A veces, la represión que se aplica en lugares lejanos escandaliza más que la que se ejerce cerca de nosotros, si es que no nos afecta directamente. El relativismo moral es una característica de los tiempos modernos. Por eso el corresponsal de La Vanguardia, Jordi Juan Baños, puede publicar unas crónicas angustiadas sobre lo que está sucediendo en Cachemira, mientras que las páginas de política “nacional”, las que dedican al conflicto entre el estado español y Catalunya, parece como si las hubieran dictado desde La Moncloa. O desde la Zarzuela, tanto da. Según los empleados de conde de Godó y sus principales articulistas, todo el que ocurre en Catalunya es culpa de los malévolos independentistas que se han saltado la Constitución.

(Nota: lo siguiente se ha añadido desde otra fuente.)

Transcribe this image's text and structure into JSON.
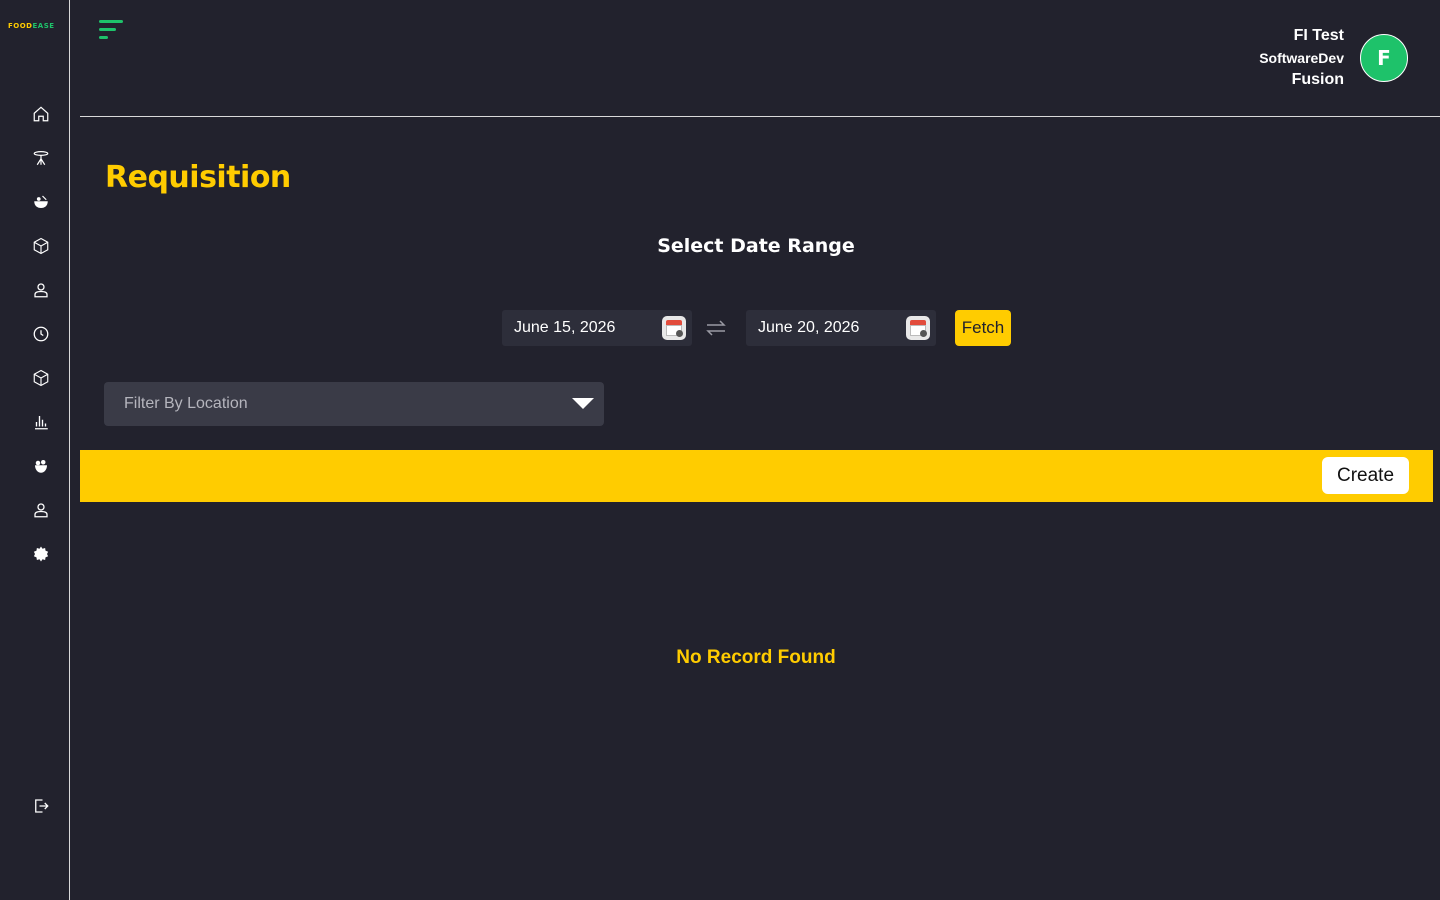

Su lectura de la situación es tan corta de miras y tan poco cosmopolita que eso les impide integrar el conflicto español —porque responde a la crisis del régimen del 78, como se constata ante las dificultades entre el PSOE y UP para pactar una investidura— con el fenómeno de la regresión democrática que se da por todas partes. Hemos vuelto a la era de la autodestrucción de Europa —del mundo entero, si atienden a lo que acabo de explicar de Cachemira—, por formularlo a la manera del historiador británico Ian Kershaw, aunque hoy en día el descenso a los infiernos se hace blandiendo las constituciones como antes, durante las guerras de religión, los curas recitaban fragmentos de la Biblia para justificar las masacres étnicas. Algo acabará estallando.